Consider a mid-sized Melbourne importer: with the AUD dropping 8% against the USD since January 2025, their foreign exchange losses on USD-denominated payables have jumped, adding a significant non-operating expense to their financials.

How to Minimise and Manage Non-Operating Expenses

While some non-operating expenses are unavoidable, a proactive approach can help you keep them under control. Here are key steps for 2025:

  • Review and Restructure Debt: With higher interest rates, review loan terms and consider locking in fixed rates where possible. Explore refinancing options to reduce interest expenses.

  • Hedge Currency Exposure: Use forward contracts or options to limit the risk of foreign exchange losses if you deal with overseas suppliers or clients.

  • Audit Non-Core Assets: Regularly assess equipment and assets for potential losses from sales or write-downs. Plan asset disposals strategically to minimise unexpected hits.

  • Monitor Legal and Compliance Risks: Invest in robust compliance programs and legal reviews to avoid costly settlements and penalties.

  • Leverage Technology: New accounting software in 2025, such as cloud-based platforms with AI-powered expense categorisation, can help you track and report non-operating expenses more accurately.

Staying on top of these costs isn’t just about good accounting – it’s about protecting your business’s financial health and making smarter strategic decisions.
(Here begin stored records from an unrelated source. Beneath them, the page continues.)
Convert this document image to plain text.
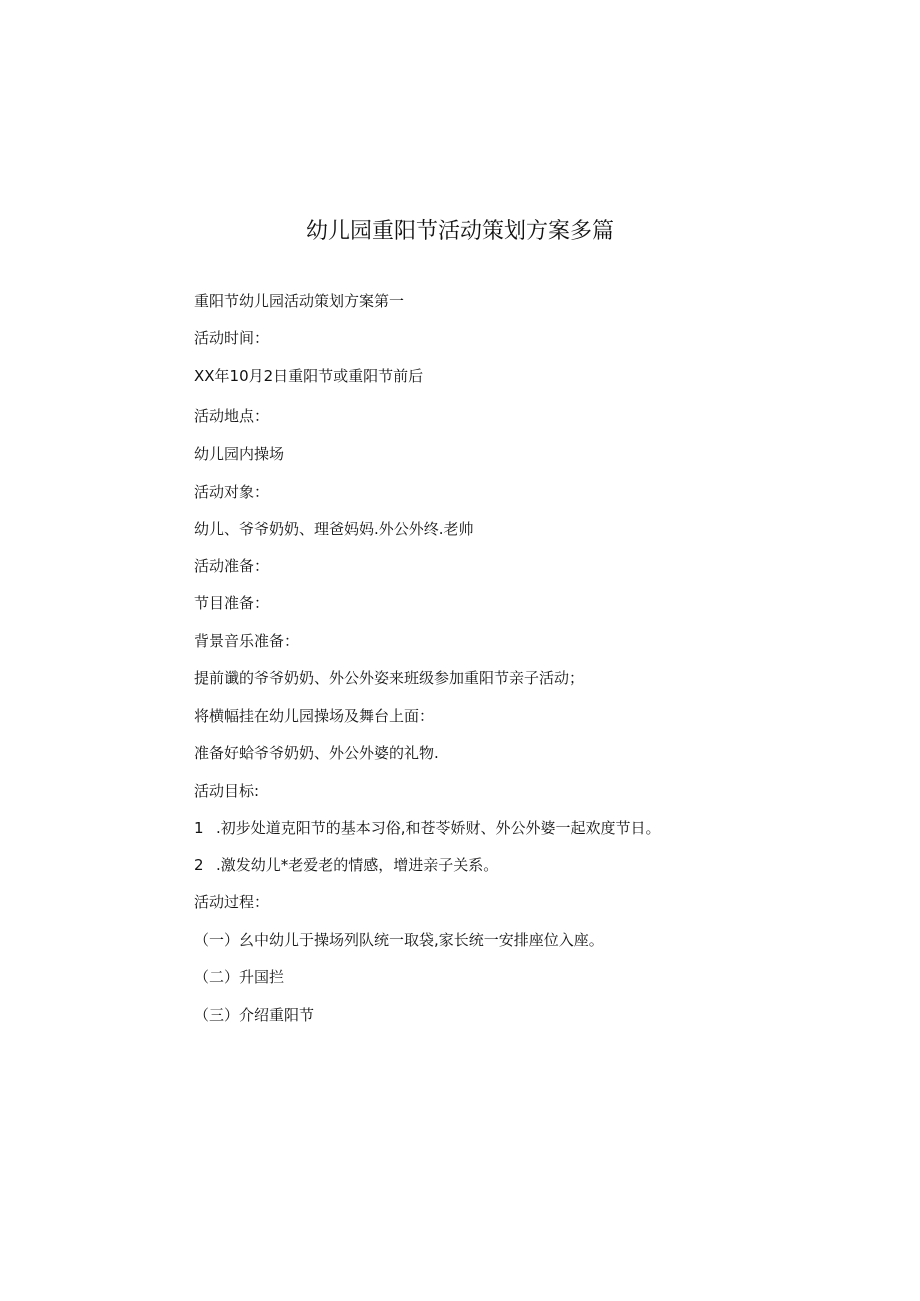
幼儿园重阳节活动策划方案多篇
重阳节幼儿园活动策划方案第一
活动时间：
XX年10月2日重阳节或重阳节前后
活动地点：
幼儿园内操场
活动对象：
幼儿、爷爷奶奶、理爸妈妈.外公外终.老帅
活动准备：
节目准备：
背景音乐准备：
提前谶的爷爷奶奶、外公外姿来班级参加重阳节亲子活动；
将横幅挂在幼儿园操场及舞台上面：
准备好蛤爷爷奶奶、外公外婆的礼物.
活动目标:
1 .初步处道克阳节的基本习俗,和苍苓娇财、外公外婆一起欢度节日。
2 .激发幼儿*老爱老的情感，增进亲子关系。
活动过程：
（一）幺中幼儿于操场列队统一取袋,家长统一安排座位入座。
（二）升国拦
（三）介绍重阳节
The Bottom Line for Australian Businesses

In the ever-evolving landscape of 2025, non-operating expenses are a key factor in your financial story. They may not be as visible as payroll or marketing spend, but left unchecked, they can quietly erode profits and undermine growth. With higher interest rates, volatile markets, and tighter reporting rules, now is the time to put non-operating expenses under the microscope and ensure they don’t catch you off guard.